Micro and small enterprises in men’s ready-made garment manufacturing have better financial metrics compared with their peers manufacturing women’s and kids’ garments, according to a CRISIL SME Rating analysis of more than 100 rated such traders in the sector. This segment dealing in men’s apparel had an average operating profit margin of 9.8 percent when compared with those in kids’ and women’s apparel, which logged 7.5 per cent and 6.9 per cent, respectively.
The higher profitability of men’s apparel manufacturers has also resulted in higher accretion to their reserves and consequently, lower reliance on debt funding, the release said. Therefore, men’s apparel manufacturers had a gearing of 1.1 times compared with 1.3 times for kids’ apparel and 1.9 times for women’s apparel MSEs.
According to the research, standardized designs in menswear and the limited requirement of incorporating pattern and embroidery into the apparel could be one reason for the lower cost of production of men’s apparel and therefore higher profit margins. CRISIL believes that adoption of zero-defect production combined with investment in brand development can help MSEs in women’s and kids’ apparel improve their profit margins.
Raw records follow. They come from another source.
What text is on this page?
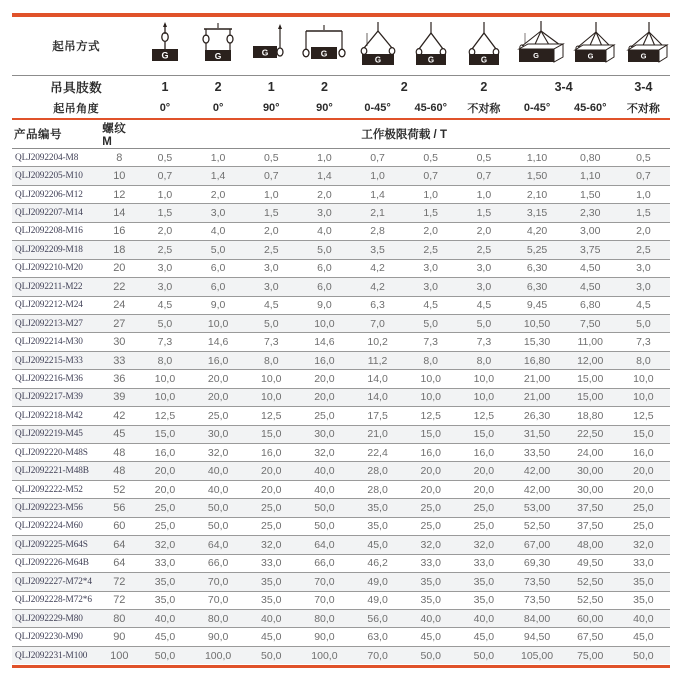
起吊方式	
G	G	G	G

G	G	G	G	G	G
吊具肢数	1	2	1	2	2		2	3-4		3-4
起吊角度	0°	0°	90°	90°	0-45°	45-60°	不对称	0-45°	45-60°	不对称
产品编号	螺纹 M	工作极限荷载 / T
QLJ2092204-M8	8	0,5	1,0	0,5	1,0	0,7	0,5	0,5	1,10	0,80	0,5
QLJ2092205-M10	10	0,7	1,4	0,7	1,4	1,0	0,7	0,7	1,50	1,10	0,7
QLJ2092206-M12	12	1,0	2,0	1,0	2,0	1,4	1,0	1,0	2,10	1,50	1,0
QLJ2092207-M14	14	1,5	3,0	1,5	3,0	2,1	1,5	1,5	3,15	2,30	1,5
QLJ2092208-M16	16	2,0	4,0	2,0	4,0	2,8	2,0	2,0	4,20	3,00	2,0
QLJ2092209-M18	18	2,5	5,0	2,5	5,0	3,5	2,5	2,5	5,25	3,75	2,5
QLJ2092210-M20	20	3,0	6,0	3,0	6,0	4,2	3,0	3,0	6,30	4,50	3,0
QLJ2092211-M22	22	3,0	6,0	3,0	6,0	4,2	3,0	3,0	6,30	4,50	3,0
QLJ2092212-M24	24	4,5	9,0	4,5	9,0	6,3	4,5	4,5	9,45	6,80	4,5
QLJ2092213-M27	27	5,0	10,0	5,0	10,0	7,0	5,0	5,0	10,50	7,50	5,0
QLJ2092214-M30	30	7,3	14,6	7,3	14,6	10,2	7,3	7,3	15,30	11,00	7,3
QLJ2092215-M33	33	8,0	16,0	8,0	16,0	11,2	8,0	8,0	16,80	12,00	8,0
QLJ2092216-M36	36	10,0	20,0	10,0	20,0	14,0	10,0	10,0	21,00	15,00	10,0
QLJ2092217-M39	39	10,0	20,0	10,0	20,0	14,0	10,0	10,0	21,00	15,00	10,0
QLJ2092218-M42	42	12,5	25,0	12,5	25,0	17,5	12,5	12,5	26,30	18,80	12,5
QLJ2092219-M45	45	15,0	30,0	15,0	30,0	21,0	15,0	15,0	31,50	22,50	15,0
QLJ2092220-M48S	48	16,0	32,0	16,0	32,0	22,4	16,0	16,0	33,50	24,00	16,0
QLJ2092221-M48B	48	20,0	40,0	20,0	40,0	28,0	20,0	20,0	42,00	30,00	20,0
QLJ2092222-M52	52	20,0	40,0	20,0	40,0	28,0	20,0	20,0	42,00	30,00	20,0
QLJ2092223-M56	56	25,0	50,0	25,0	50,0	35,0	25,0	25,0	53,00	37,50	25,0
QLJ2092224-M60	60	25,0	50,0	25,0	50,0	35,0	25,0	25,0	52,50	37,50	25,0
QLJ2092225-M64S	64	32,0	64,0	32,0	64,0	45,0	32,0	32,0	67,00	48,00	32,0
QLJ2092226-M64B	64	33,0	66,0	33,0	66,0	46,2	33,0	33,0	69,30	49,50	33,0
QLJ2092227-M72*4	72	35,0	70,0	35,0	70,0	49,0	35,0	35,0	73,50	52,50	35,0
QLJ2092228-M72*6	72	35,0	70,0	35,0	70,0	49,0	35,0	35,0	73,50	52,50	35,0
QLJ2092229-M80	80	40,0	80,0	40,0	80,0	56,0	40,0	40,0	84,00	60,00	40,0
QLJ2092230-M90	90	45,0	90,0	45,0	90,0	63,0	45,0	45,0	94,50	67,50	45,0
QLJ2092231-M100	100	50,0	100,0	50,0	100,0	70,0	50,0	50,0	105,00	75,00	50,0
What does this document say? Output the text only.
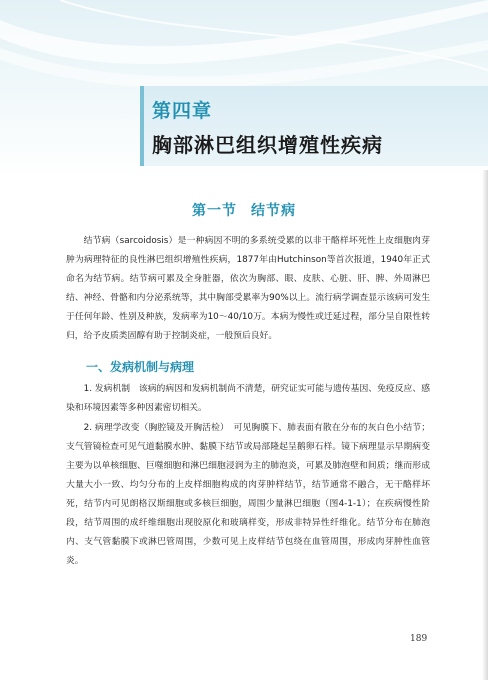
第四章
胸部淋巴组织增殖性疾病
第一节 结节病

结节病（sarcoidosis）是一种病因不明的多系统受累的以非干酪样坏死性上皮细胞肉芽肿为病理特征的良性淋巴组织增殖性疾病，1877年由Hutchinson等首次报道，1940年正式命名为结节病。结节病可累及全身脏器，依次为胸部、眼、皮肤、心脏、肝、脾、外周淋巴结、神经、骨骼和内分泌系统等，其中胸部受累率为90%以上。流行病学调查显示该病可发生于任何年龄、性别及种族，发病率为10～40/10万。本病为慢性或迁延过程，部分呈自限性转归，给予皮质类固醇有助于控制炎症，一般预后良好。

一、发病机制与病理

1. 发病机制　该病的病因和发病机制尚不清楚，研究证实可能与遗传基因、免疫反应、感染和环境因素等多种因素密切相关。

2. 病理学改变（胸腔镜及开胸活检）　可见胸膜下、肺表面有散在分布的灰白色小结节；支气管镜检查可见气道黏膜水肿、黏膜下结节或局部隆起呈鹅卵石样。镜下病理显示早期病变主要为以单核细胞、巨噬细胞和淋巴细胞浸润为主的肺泡炎，可累及肺泡壁和间质；继而形成大量大小一致、均匀分布的上皮样细胞构成的肉芽肿样结节，结节通常不融合，无干酪样坏死，结节内可见朗格汉斯细胞或多核巨细胞，周围少量淋巴细胞（图4-1-1）；在疾病慢性阶段，结节周围的成纤维细胞出现胶原化和玻璃样变，形成非特异性纤维化。结节分布在肺泡内、支气管黏膜下或淋巴管周围，少数可见上皮样结节包绕在血管周围，形成肉芽肿性血管炎。

189
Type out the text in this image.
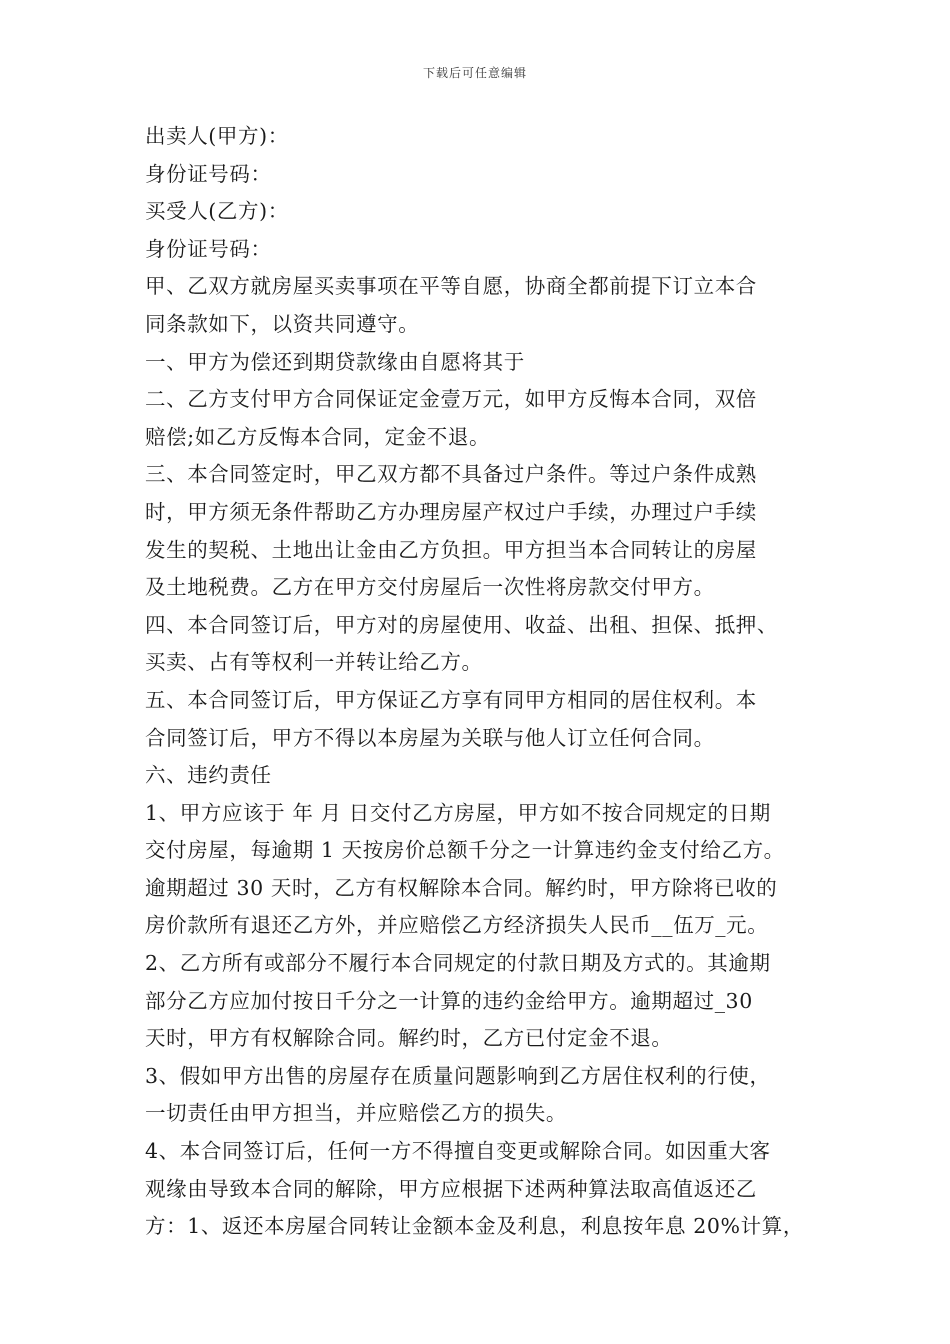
下载后可任意编辑
出卖人(甲方)：
身份证号码：
买受人(乙方)：
身份证号码：
甲、乙双方就房屋买卖事项在平等自愿，协商全都前提下订立本合
同条款如下，以资共同遵守。
一、甲方为偿还到期贷款缘由自愿将其于
二、乙方支付甲方合同保证定金壹万元，如甲方反悔本合同，双倍
赔偿;如乙方反悔本合同，定金不退。
三、本合同签定时，甲乙双方都不具备过户条件。等过户条件成熟
时，甲方须无条件帮助乙方办理房屋产权过户手续，办理过户手续
发生的契税、土地出让金由乙方负担。甲方担当本合同转让的房屋
及土地税费。乙方在甲方交付房屋后一次性将房款交付甲方。
四、本合同签订后，甲方对的房屋使用、收益、出租、担保、抵押、
买卖、占有等权利一并转让给乙方。
五、本合同签订后，甲方保证乙方享有同甲方相同的居住权利。本
合同签订后，甲方不得以本房屋为关联与他人订立任何合同。
六、违约责任
1、甲方应该于 年 月 日交付乙方房屋，甲方如不按合同规定的日期
交付房屋，每逾期 1 天按房价总额千分之一计算违约金支付给乙方。
逾期超过 30 天时，乙方有权解除本合同。解约时，甲方除将已收的
房价款所有退还乙方外，并应赔偿乙方经济损失人民币__伍万_元。
2、乙方所有或部分不履行本合同规定的付款日期及方式的。其逾期
部分乙方应加付按日千分之一计算的违约金给甲方。逾期超过_30
天时，甲方有权解除合同。解约时，乙方已付定金不退。
3、假如甲方出售的房屋存在质量问题影响到乙方居住权利的行使，
一切责任由甲方担当，并应赔偿乙方的损失。
4、本合同签订后，任何一方不得擅自变更或解除合同。如因重大客
观缘由导致本合同的解除，甲方应根据下述两种算法取高值返还乙
方：1、返还本房屋合同转让金额本金及利息，利息按年息 20%计算，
The growing Indian economy has led to expectations of 11-12 per cent growth in the domestic apparel market in the next seven years, said a study conducted by the apex industry body the Clothing Manufacturers’ Association of India (CMAI). Rahul Mehta, President, CMAI, said at the 67th National Garment Fair held last month, India’s domestic apparel market was estimated at $67 billion in 2017 which had grown at a compounded annual growth rate (CAGR) of 10 per cent since 2005. Owing to strong fundamentals, India’s domestic apparel market size is now expected to grow at 11-12 per cent CAGR and reach about $160 billion by 2025.